61

226 9 0
                                    

To był dzień mojej oficjalnej randki z Lou, to dziś mieliśmy spróbować, to dziś jest czas w który nie wierzyłem... Moje życie zmieniło się dość mocno ale nie żałowałem tego, w końcu jest lepiej.

O dziwo nie byłem jakoś mocno zestresowany, nie czułem żadnej presji bo wiem że jedyne co się zmieniło to nazwa naszego spotkania, jego towarzystwo było wyjątkowo komfortowe więc nie było czego się bać.

Tak więc szykowałem się by wyglądać dość porządnie, widziałem uśmiech mojej mamy, która cieszyła się z poprawy mojego stanu, ja sam cieszyłem się z tego wszystkiego.

-Louis przyszedł! - zawołała mama z dołu na co tylko się zaśmiałem.
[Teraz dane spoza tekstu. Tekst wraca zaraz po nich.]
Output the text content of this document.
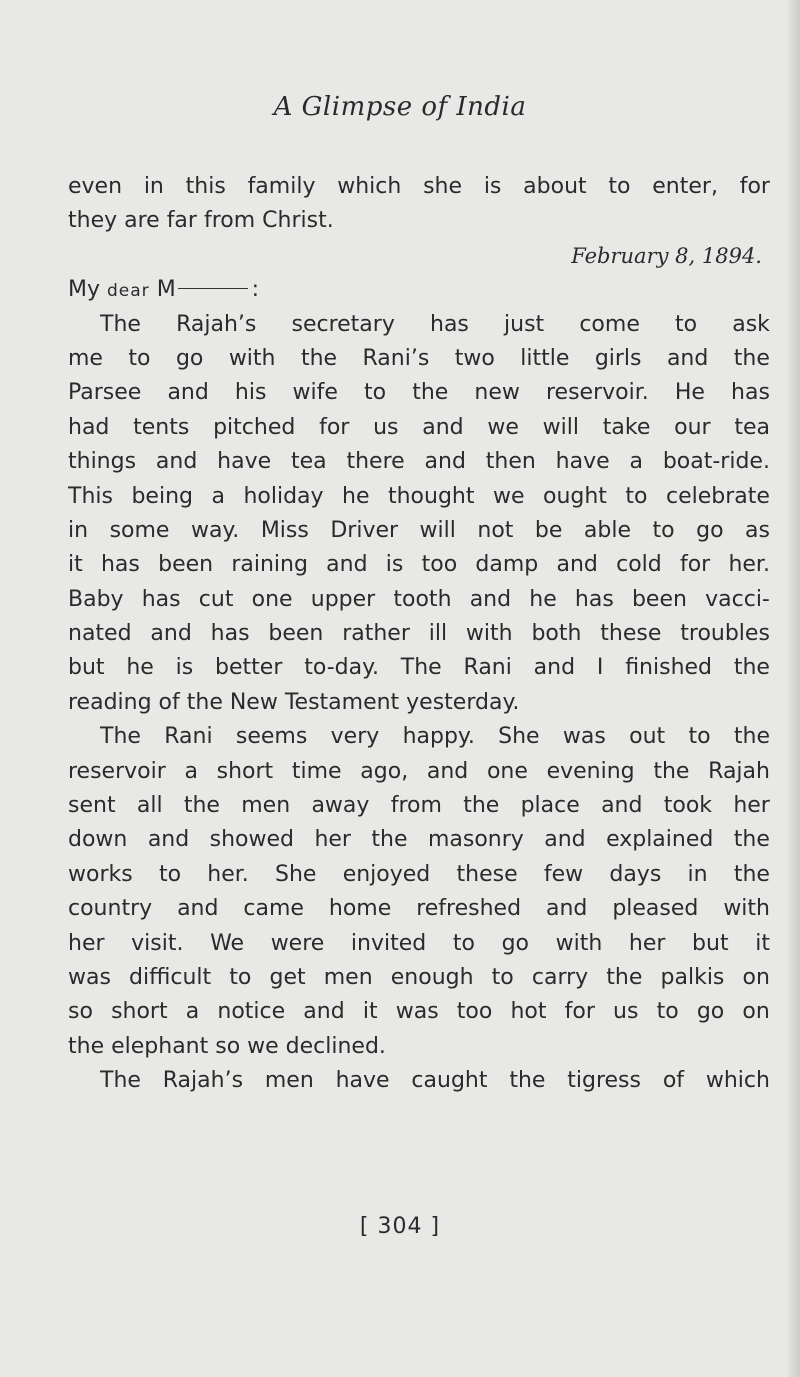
A Glimpse of India
even in this family which she is about to enter, for
they are far from Christ.
February 8, 1894.
My dear M	:
The Rajah’s secretary has just come to ask
me to go with the Rani’s two little girls and the
Parsee and his wife to the new reservoir. He has
had tents pitched for us and we will take our tea
things and have tea there and then have a boat-ride.
This being a holiday he thought we ought to celebrate
in some way. Miss Driver will not be able to go as
it has been raining and is too damp and cold for her.
Baby has cut one upper tooth and he has been vacci-
nated and has been rather ill with both these troubles
but he is better to-day. The Rani and I finished the
reading of the New Testament yesterday.
The Rani seems very happy. She was out to the
reservoir a short time ago, and one evening the Rajah
sent all the men away from the place and took her
down and showed her the masonry and explained the
works to her. She enjoyed these few days in the
country and came home refreshed and pleased with
her visit. We were invited to go with her but it
was difficult to get men enough to carry the palkis on
so short a notice and it was too hot for us to go on
the elephant so we declined.
The Rajah’s men have caught the tigress of which
[ 304 ]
To stało się takie normalne.

Pobiegłem szybko do chłopaka by nie musiał zbyt długo czekać. Nie chciałem psuć wszystkiego od samego początku zwyczajnie nie widząc w tym sensu.

-Wychodzimy! - zawołałem do mamy chwilę później opuszczając budynek przy boku Lou.

Wtedy dopiero spojrzałem na wygląd chłopaka, wyglądał dość elegancko jednak nie miał garnituru, to były dość swobodne ubrania.

-Hej - uśmiechnąłem się całując go w polik - powiesz gdzie mnie zabierasz?

Louis uśmiechnął się tajemniczo delikatnie kręcąc głową. Szatyn był strasznie tajemniczy jeśli o ten dzień chodzi i sprawiał że nie mogłem się doczekać tego co mogło się wydarzyć.

-Wszystko w swoim czasie mój drogi.

Przewróciłem oczami.

-Nie jestem drogi.

-W ten sposób to brzmi lepiej.

-Wątpię że dużo byś musiał za mnie płacić.

-Cóż twoja mama oddałaby mi ciebie za darmo, ale musisz być trochę starszy - parsknął śmiechem.

-Czy ty rozmawiałeś z moją mamą o tym żeby mnie odkupić?

-Kiedy spałeś miałem sporo czasu na rozmowę z nią.

-Mam być zazdrosny o własną matkę? - śmiałem się.

Przez rozmowę nie bardzo skupiałem się na miejscu w które idziemy. Jedyne co to myślałem nad jego słowami i patrzyłem na niego.

-Jest dla mnie za stara, plus twój ojciec nie byłby zadowolony.

-Czyli nie wykluczasz że gdyby była młodsza a mojego taty by nie było to byś się z nią umówił?

-Co to za durne wyobrażenia? - oburzył się - Ale zdecydowanie tak - dodał że śmiechem.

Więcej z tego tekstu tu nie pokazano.